RedditPostClassifierBot

This gem wraps the Ruby nbayes gem to run Naive Bayes text classification on Reddit posts. It fetches posts from the front, controversial, top, and new pages and classifies them according to what page they were found on. Once trained, it can be used to try and predict if a new post is frontpage material, or looks as such. It is not however, responsible for your karma whoring.

Installation

Add this line to your application's Gemfile:

gem 'RedditPostClassifierBot'

And then execute:

$ bundle

Or install it yourself as:

$ gem install RedditPostClassifierBot

Usage

Currently this gem is not so much a bot, but a library to help build one. You can play around with it in the terminal:

irb -r RedditPostClassifierBot

The gem comes with a small training data set and you don't have to train it your self, unless you want it to get smarter.

Classify a single post

c = RedditPostClassifierBot.classifier
c.classify "subreddit", "title", "self text or url"
# => "classification"

The classification will be one of the pages it thinks this post will be on e.g. hot, controversial, top hour etc. See RedditTrainer.trained_on for a full list.

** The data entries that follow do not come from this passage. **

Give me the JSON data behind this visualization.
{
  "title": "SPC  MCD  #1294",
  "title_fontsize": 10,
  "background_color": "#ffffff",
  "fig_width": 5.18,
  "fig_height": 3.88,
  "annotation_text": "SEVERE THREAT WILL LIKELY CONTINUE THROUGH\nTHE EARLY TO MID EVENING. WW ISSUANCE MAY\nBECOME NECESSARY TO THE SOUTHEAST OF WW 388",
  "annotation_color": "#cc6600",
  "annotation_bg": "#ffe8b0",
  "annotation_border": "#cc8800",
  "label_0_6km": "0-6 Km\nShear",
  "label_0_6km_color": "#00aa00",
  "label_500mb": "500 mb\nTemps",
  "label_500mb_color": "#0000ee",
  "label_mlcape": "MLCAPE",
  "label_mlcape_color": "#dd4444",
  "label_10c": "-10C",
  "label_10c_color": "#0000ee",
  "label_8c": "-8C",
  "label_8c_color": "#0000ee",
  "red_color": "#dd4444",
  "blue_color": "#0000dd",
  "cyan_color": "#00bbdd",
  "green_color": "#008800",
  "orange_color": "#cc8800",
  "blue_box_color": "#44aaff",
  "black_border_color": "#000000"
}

Classify a whole page or subreddit

classifications = RedditPostClassifierBot.classify_posts "/r/all"
# => { front: ["permalinks to front page classed posts", ...], ... }

classifications will be a hash where the keys are the predicted classes e.g. :hot and the values are arrays of permalinks to the posts it classified under that class.

Training

c = RedditPostClassifierBot.train_classifier

After training, the bot will dump its training data to a yml file "./RPCB-nbayes.yml". You can customize the file path by setting ENV["NBAYES_FILE_PATH"].

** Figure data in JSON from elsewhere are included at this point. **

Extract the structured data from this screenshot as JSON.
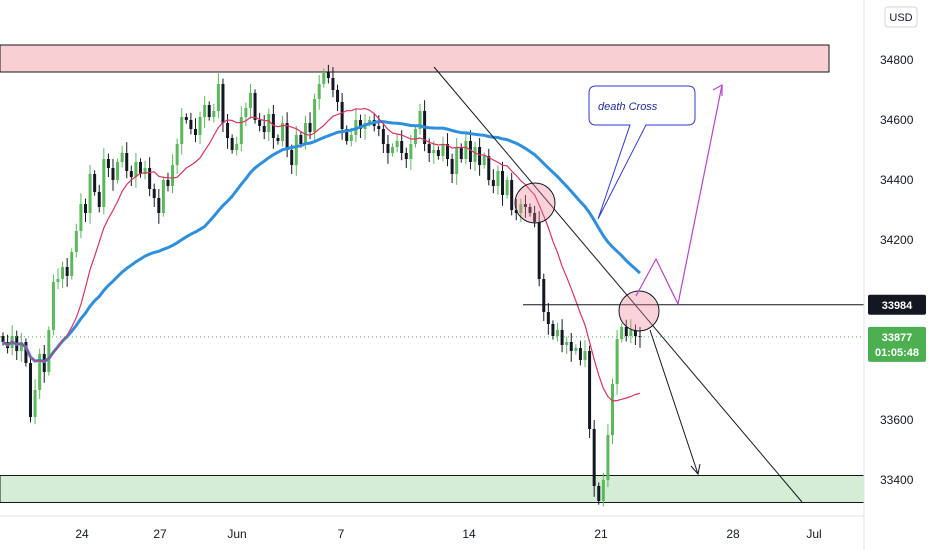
{
  "chart_data": {
    "type": "candlestick",
    "currency": "USD",
    "y_ticks": [
      33400,
      33600,
      33800,
      34000,
      34200,
      34400,
      34600,
      34800
    ],
    "y_tick_labels": [
      "33400",
      "33600",
      "",
      "",
      "34200",
      "34400",
      "34600",
      "34800"
    ],
    "x_tick_labels": [
      "24",
      "27",
      "Jun",
      "7",
      "14",
      "21",
      "28",
      "Jul"
    ],
    "ylim": [
      33300,
      34960
    ],
    "grid": false,
    "annotation": "death Cross",
    "price_tags": {
      "level": {
        "value": 33984,
        "label": "33984"
      },
      "current": {
        "value": 33877,
        "label": "33877",
        "countdown": "01:05:48"
      }
    },
    "zones": {
      "resistance": {
        "low": 34760,
        "high": 34850
      },
      "support": {
        "low": 33325,
        "high": 33415
      }
    },
    "colors": {
      "up": "#5cb85c",
      "down": "#131722",
      "ma_slow": "#2e8fdc",
      "ma_fast": "#d9345f",
      "resistance_fill": "#f8d0d3",
      "support_fill": "#d5ecd5",
      "level_tag_bg": "#131722",
      "current_tag_bg": "#4caf50",
      "annotation_border": "#2b3bd6",
      "path_projection": "#b347c7"
    },
    "series": [
      {
        "values": [
          33860,
          33840,
          33880,
          33830,
          33860,
          33790,
          33610,
          33700,
          33820,
          33760,
          33900,
          34060,
          34070,
          34110,
          34080,
          34160,
          34230,
          34320,
          34290,
          34420,
          34360,
          34310,
          34470,
          34440,
          34400,
          34460,
          34490,
          34430,
          34410,
          34460,
          34420,
          34440,
          34370,
          34340,
          34290,
          34400,
          34380,
          34450,
          34520,
          34610,
          34600,
          34570,
          34550,
          34610,
          34650,
          34610,
          34630,
          34720,
          34590,
          34540,
          34500,
          34520,
          34610,
          34640,
          34690,
          34600,
          34580,
          34560,
          34620,
          34540,
          34530,
          34590,
          34500,
          34450,
          34550,
          34520,
          34590,
          34560,
          34670,
          34720,
          34760,
          34740,
          34700,
          34660,
          34570,
          34530,
          34550,
          34600,
          34570,
          34590,
          34600,
          34580,
          34570,
          34520,
          34490,
          34510,
          34530,
          34490,
          34470,
          34520,
          34570,
          34630,
          34520,
          34490,
          34500,
          34480,
          34520,
          34470,
          34420,
          34510,
          34470,
          34530,
          34460,
          34510,
          34450,
          34480,
          34400,
          34380,
          34430,
          34350,
          34400,
          34300,
          34290,
          34320,
          34310,
          34290,
          34260,
          34070,
          33960,
          33920,
          33880,
          33900,
          33850,
          33860,
          33830,
          33840,
          33800,
          33830,
          33570,
          33380,
          33330,
          33400,
          33550,
          33720,
          33870,
          33910,
          33880,
          33900,
          33880,
          33877
        ]
      }
    ]
  }
}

Further training customization can be done by instantiating RedditTrainer directly.

trainer = RedditPostClassifierBot::RedditTrainer.new trials, per_page, debug?
trainer.train
trainer.dump # saves state to a yml file

Arguments:

trials is an integer to specify how many pages to paginate to. Default: 10
per_page is how many posts to fetch from each page. Default: 200
debug toggles putsing out what page it's currently classifying. Default: true

You can also customize what classes i.e. pages and/or subreddits, the trainer will use for classification by modifying the RedditPostClassifierBot::RedditTrainer::CLASSES hash where the keys are the classifications and the values are the relative path to the page to fetch from.

Todo

Figure out a way to fetch low scoring posts to classify as such.

Development

After checking out the repo, run bin/setup to install dependencies. Then, run bin/console for an interactive prompt that will allow you to experiment.

To install this gem onto your local machine, run bundle exec rake install. To release a new version, update the version number in version.rb, and then run bundle exec rake release to create a git tag for the version, push git commits and tags, and push the .gem file to rubygems.org.

Contributing

Fork it ( https://github.com/[my-github-username]/RedditPostClassifierBot/fork )
Create your feature branch (git checkout -b my-new-feature)
Commit your changes (git commit -am 'Add some feature')
Push to the branch (git push origin my-new-feature)
Create a new Pull Request